Bitcoin (BTC) marked a historic milestone with its highest weekly close ever at $109,218, surpassing the previous record of $109,049, as reported by Cryptocurrency Press and echoed on X. This close, recorded on July 6, 2025, reflects a 2.3% price surge to $109,336, driven by robust institutional inflows into U.S. spot BTC exchange-traded funds (ETFs). Data from SoSoValue shows $2.75 billion in net weekly inflows, the third-highest since ETF approvals in January 2024, with BlackRock’s iShares Bitcoin Trust (IBIT) leading at $109.84 million (1,045 BTC) on July 1, holding 696,875 BTC ($73.26 billion). The surge aligns with global crypto market cap growth to $3.31 trillion, fueled by macro optimism and expectations of U.S. rate cuts.
Institutional demand, led by BlackRock, Fidelity, and Ark Invest, has propelled BTC’s rally, with ETFs amassing $41 billion in inflows since launch.This shift is demonstrated by BlackRock’s IBIT, which controls 3.3% of the Bitcoin supply, which had inflows of $3.7 billion in June 2025 alone. Corporate treasuries, like Metaplanet (12,345 BTC) and ProCap BTC (4,932 BTC), further tightened supply, pushing prices toward the May 2025 all-time high of $111,980. X posts reflect bullish sentiment, with some traders warning of pullbacks if BTC fails to break $110,900 resistance, citing bearish MACD signals.

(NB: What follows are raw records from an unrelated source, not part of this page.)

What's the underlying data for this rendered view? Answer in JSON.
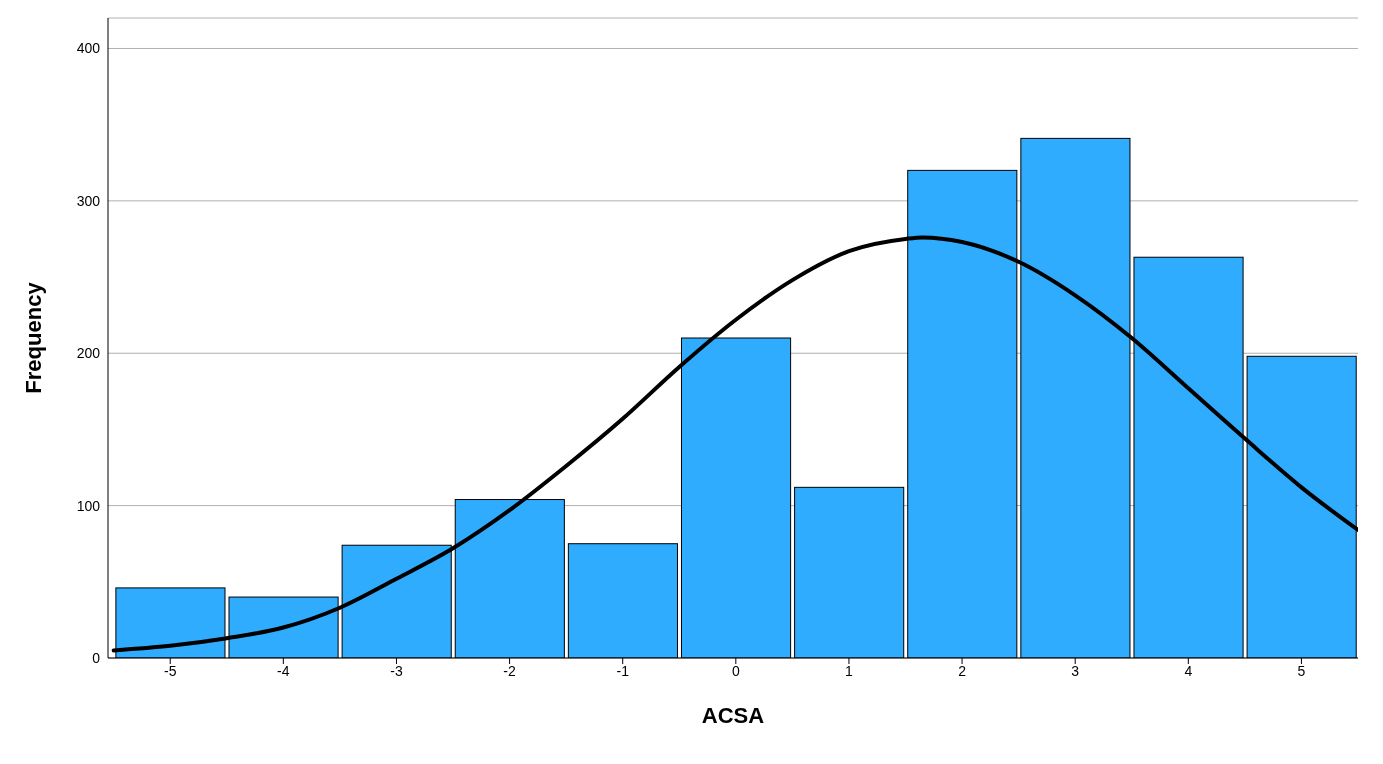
{
  "chart_data": {
    "type": "histogram",
    "xlabel": "ACSA",
    "ylabel": "Frequency",
    "bins": [
      -5.5,
      -4.5,
      -3.5,
      -2.5,
      -1.5,
      -0.5,
      0.5,
      1.5,
      2.5,
      3.5,
      4.5,
      5.5
    ],
    "xlim": [
      -5.55,
      5.5
    ],
    "xticks": [
      -5,
      -4,
      -3,
      -2,
      -1,
      0,
      1,
      2,
      3,
      4,
      5
    ],
    "ylim": [
      0,
      420
    ],
    "yticks": [
      0,
      100,
      200,
      300,
      400
    ],
    "grid": "y",
    "series": [
      {
        "type": "histogram",
        "color": "#30acfe",
        "values": [
          46,
          40,
          74,
          104,
          75,
          210,
          112,
          320,
          341,
          263,
          198
        ]
      },
      {
        "type": "line",
        "color": "#000000",
        "marker": "none",
        "line_style": "solid",
        "x": [
          -5.5,
          -5,
          -4.5,
          -4,
          -3.5,
          -3,
          -2.5,
          -2,
          -1.5,
          -1,
          -0.5,
          0,
          0.5,
          1,
          1.5,
          1.65,
          2,
          2.5,
          3,
          3.5,
          4,
          4.5,
          5,
          5.5
        ],
        "values": [
          5,
          8,
          13,
          20,
          33,
          52,
          72,
          97,
          126,
          157,
          191,
          222,
          248,
          267,
          275,
          276,
          273,
          260,
          238,
          210,
          177,
          144,
          112,
          84
        ]
      }
    ]
  }
}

The BTC rally has rippled across DeFi and Ethereum (ETH), boosting total value locked (TVL) and staking activity. ETH ETFs saw $248 million in weekly inflows, with BlackRock’s ETHA and Fidelity’s funds driving $30.13 million on July 1, supported by the Pectra upgrade. DeFi platforms like Uniswap and Hyperliquid reported 25% volume increases, with ETH trading at $2,601, up 6.3%. This cross-sector momentum highlights BTC’s role as a market anchor, though DeFi’s growth lags behind BTC’s ETF-driven liquidity.

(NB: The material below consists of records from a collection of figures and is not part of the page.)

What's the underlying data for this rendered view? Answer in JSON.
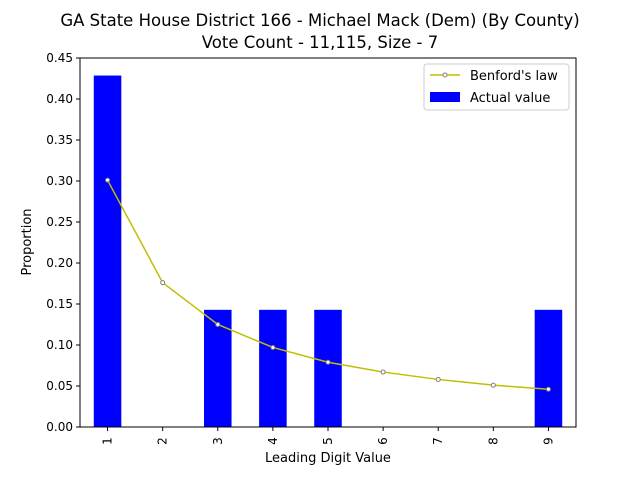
{
  "chart_data": {
    "type": "bar",
    "title": "GA State House District 166 - Michael Mack (Dem) (By County)",
    "subtitle": "Vote Count - 11,115, Size - 7",
    "xlabel": "Leading Digit Value",
    "ylabel": "Proportion",
    "categories": [
      "1",
      "2",
      "3",
      "4",
      "5",
      "6",
      "7",
      "8",
      "9"
    ],
    "ylim": [
      0,
      0.45
    ],
    "yticks": [
      "0.00",
      "0.05",
      "0.10",
      "0.15",
      "0.20",
      "0.25",
      "0.30",
      "0.35",
      "0.40",
      "0.45"
    ],
    "grid": false,
    "legend_position": "top-right",
    "series": [
      {
        "name": "Benford's law",
        "type": "line",
        "color": "#bfbf00",
        "values": [
          0.301,
          0.176,
          0.125,
          0.097,
          0.079,
          0.067,
          0.058,
          0.051,
          0.046
        ]
      },
      {
        "name": "Actual value",
        "type": "bar",
        "color": "#0000ff",
        "values": [
          0.4286,
          0.0,
          0.1429,
          0.1429,
          0.1429,
          0.0,
          0.0,
          0.0,
          0.1429
        ]
      }
    ]
  }
}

The record close positions BTC for potential new highs, with analysts targeting $120,000-$136,000 by Q1 2026, driven by institutional and sovereign adoption. Regulatory clarity, including SEC approvals and the U.S. Federal Housing Finance Agency recognizing crypto for mortgages, supports this trend. However, risks loom: geopolitical tensions (e.g., Iran-Israel) caused a $98,200 dip in June, and BlackRock’s 3.3% supply control raises centralization concerns. Changpeng Zhao’s projection of $100,000+ is still valid, although momentum may be hampered by volatility (5.04% each month) and possible SEC changes. The benchmark for the growth of cryptocurrencies remains the $3.7 trillion stablecoin market by 2030.